In June, inflation stood at 10.2 percent.
INE has attributed the rise to higher electricity prices, coupled with price hikes for food and non-alcoholic drinks.
The new data have confirmed INE's preliminary predictions made on July 29 and shown that inflation is now at its highest level in Spain since September 1984.
Under its impact, the Spaniards have seen significant increases in the prices of eggs, milk and other dairy products, as well as meat, bread and cereals.
Electricity price also hiked in July, becoming one of the main causes of inflation.
Statistics show continued price hikes since the start of 2021. The inflation rate, still at 0 percent in February last year, has been rising consistently mainly due to rising energy prices. By the end of last year, the consumer price index (CPI) stood at 6.5 percent.

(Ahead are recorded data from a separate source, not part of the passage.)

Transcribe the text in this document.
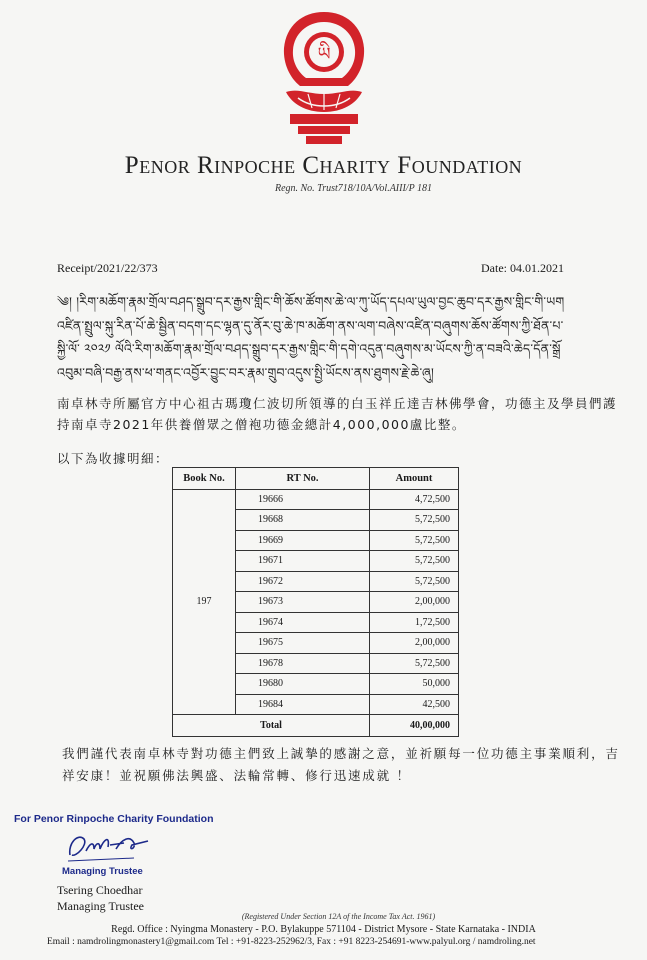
ཡི
Penor Rinpoche Charity Foundation
Regn. No. Trust718/10A/Vol.AIII/P 181
Receipt/2021/22/373	Date: 04.01.2021
༄། །རིག་མཆོག་རྣམ་གྲོལ་བཤད་སྒྲུབ་དར་རྒྱས་གླིང་གི་ཆོས་ཚོགས་ཆེ་ལ་ཀུ་ཡོད་དཔལ་ཡུལ་བྱང་ཆུབ་དར་རྒྱས་གླིང་གི་ཡག
འཛིན་སྤྲུལ་སྐུ་རིན་པོ་ཆེ་སྦྱིན་བདག་དང་ལྷན་དུ་ནོར་བུ་ཆེ་ཁ་མཆོག་ནས་ལག་བཞེས་འཛིན་བཞུགས་ཆོས་ཚོགས་ཀྱི་ཐོན་པ་
སྐྱི་ལོ་ ༢༠༢༡ ལོའི་རིག་མཆོག་རྣམ་གྲོལ་བཤད་སྒྲུབ་དར་རྒྱས་གླིང་གི་དགེ་འདུན་བཞུགས་མ་ཡོངས་ཀྱི་ན་བཟའི་ཆེད་དོན་སྒྲོ
འབུམ་བཞི་བརྒྱ་ནས་ཕ་གནང་འབྱོར་བྱུང་བར་རྣམ་གྲུབ་འདུས་སྤྱི་ཡོངས་ནས་ཐུགས་རྗེ་ཆེ་ཞུ།
南卓林寺所屬官方中心祖古瑪瓊仁波切所領導的白玉祥丘達吉林佛學會，功德主及學員們護持南卓寺2021年供養僧眾之僧袍功德金總計4,000,000盧比整。
以下為收據明細：
Book No.	RT No.	Amount
197	19666	4,72,500
	19668	5,72,500
	19669	5,72,500
	19671	5,72,500
	19672	5,72,500
	19673	2,00,000
	19674	1,72,500
	19675	2,00,000
	19678	5,72,500
	19680	50,000
	19684	42,500
Total		40,00,000
我們謹代表南卓林寺對功德主們致上誠摯的感謝之意，並祈願每一位功德主事業順利，吉祥安康！並祝願佛法興盛、法輪常轉、修行迅速成就 ！
For Penor Rinpoche Charity Foundation
Managing Trustee
Tsering Choedhar
Managing Trustee
(Registered Under Section 12A of the Income Tax Act. 1961)
Regd. Office : Nyingma Monastery - P.O. Bylakuppe 571104 - District Mysore - State Karnataka - INDIA
Email : namdrolingmonastery1@gmail.com Tel : +91-8223-252962/3, Fax : +91 8223-254691-www.palyul.org / namdroling.net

Inflation continued to rise at the start of this year and jumped to 9.8 percent in March, coinciding with the start of the Russia-Ukraine conflict, and climbed persistently until the current level except for April.
The Spanish government has tried to combat rising energy costs by lowering value-added tax on energy bills and reaching an agreement with the European Union allowing it to limit the effects of gas prices on the cost of electricity, as well as financing a 20-cent per liter reduction in the cost of gasoline.
However, with a severe drought that is likely to affect farm produce including olives, fruit and vegetables, food prices are set to rise further in the coming months, according to local media reports.